Commonly used is sodium polystyrene sulfonate resin. When using, clean the enema first, then place 40g of this resin in 200ml of 25% sorbitol as a retention enema, and keep it for more than 1 hour.


Oral resin, 10-20g, orally 2-3 times a day. It can be taken alone or in combination with 25% sorbitol solution orally, 20ml at a time, 2-3 times a day, and increase the dose as appropriate until the stool is thin to prevent excessive sodium absorption and induce intestinal obstruction.

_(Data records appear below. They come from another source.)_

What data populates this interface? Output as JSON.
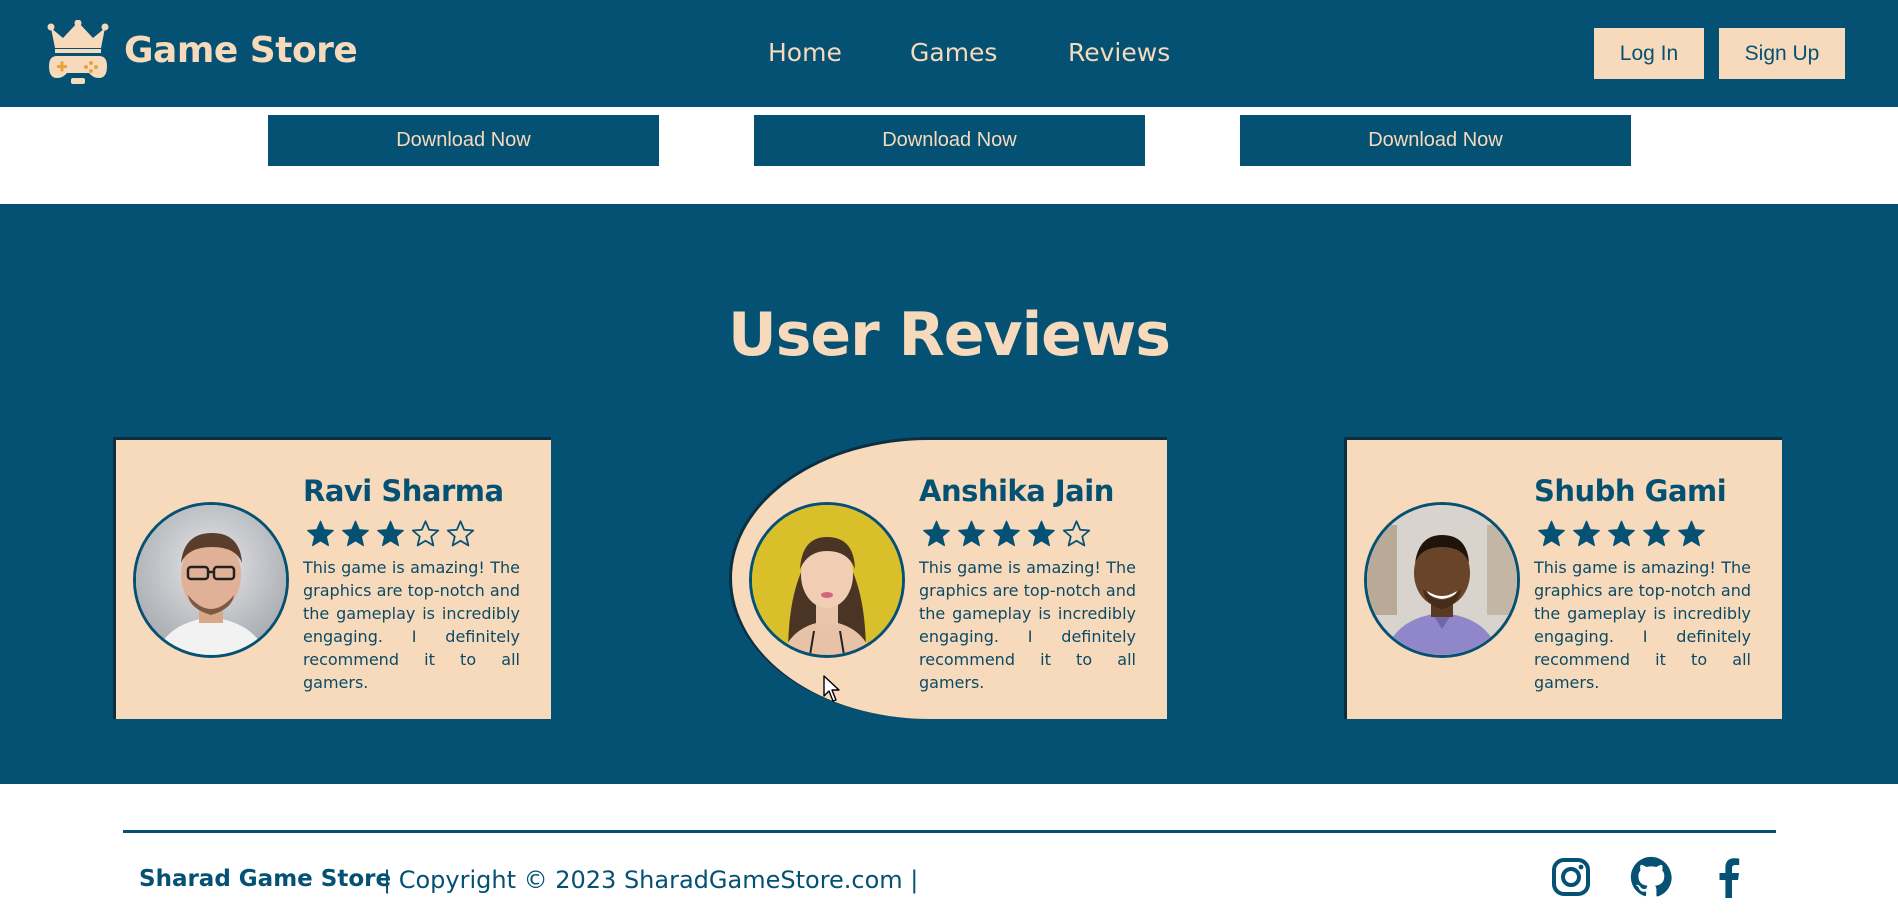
{
  "header": {
    "brand": "Game Store",
    "nav": {
      "home": "Home",
      "games": "Games",
      "reviews": "Reviews"
    },
    "login_label": "Log In",
    "signup_label": "Sign Up"
  },
  "downloads": [
    "Download Now",
    "Download Now",
    "Download Now"
  ],
  "reviews": {
    "title": "User Reviews",
    "cards": [
      {
        "name": "Ravi Sharma",
        "rating": 3,
        "max_rating": 5,
        "text": "This game is amazing! The graphics are top-notch and the gameplay is incredibly engaging. I definitely recommend it to all gamers."
      },
      {
        "name": "Anshika Jain",
        "rating": 4,
        "max_rating": 5,
        "text": "This game is amazing! The graphics are top-notch and the gameplay is incredibly engaging. I definitely recommend it to all gamers."
      },
      {
        "name": "Shubh Gami",
        "rating": 5,
        "max_rating": 5,
        "text": "This game is amazing! The graphics are top-notch and the gameplay is incredibly engaging. I definitely recommend it to all gamers."
      }
    ]
  },
  "footer": {
    "brand": "Sharad Game Store",
    "copyright": "| Copyright © 2023 SharadGameStore.com |",
    "social_icons": [
      "instagram-icon",
      "github-icon",
      "facebook-icon"
    ]
  },
  "colors": {
    "primary": "#055174",
    "cream": "#f6dabb",
    "accent": "#e8a33c"
  }
}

The effect of this method is slow, so it cannot be quickly effective for severe acute hyperkalemia. The above-mentioned treatment methods must be used first to control the serum potassium to an appropriate level before using it as a continuous preventive measure.

(6) Dialysis:

 It is the fastest and most effective measure for lowering potassium, especially suitable for patients who have reached the uremia stage and have heart failure and metabolic acidosis and who are difficult to seek medical treatment. If the above measures are ineffective, dialysis can be used [2].

Summarize:

It is recommended that when hyperkalemia occurs, the above methods should be used in combination until the serum potassium falls to the normal range. If the above drugs are used in combination, the serum potassium cannot be reduced. It is recommended to try to reduce potassium by dialysis to protect the life safety of the patient.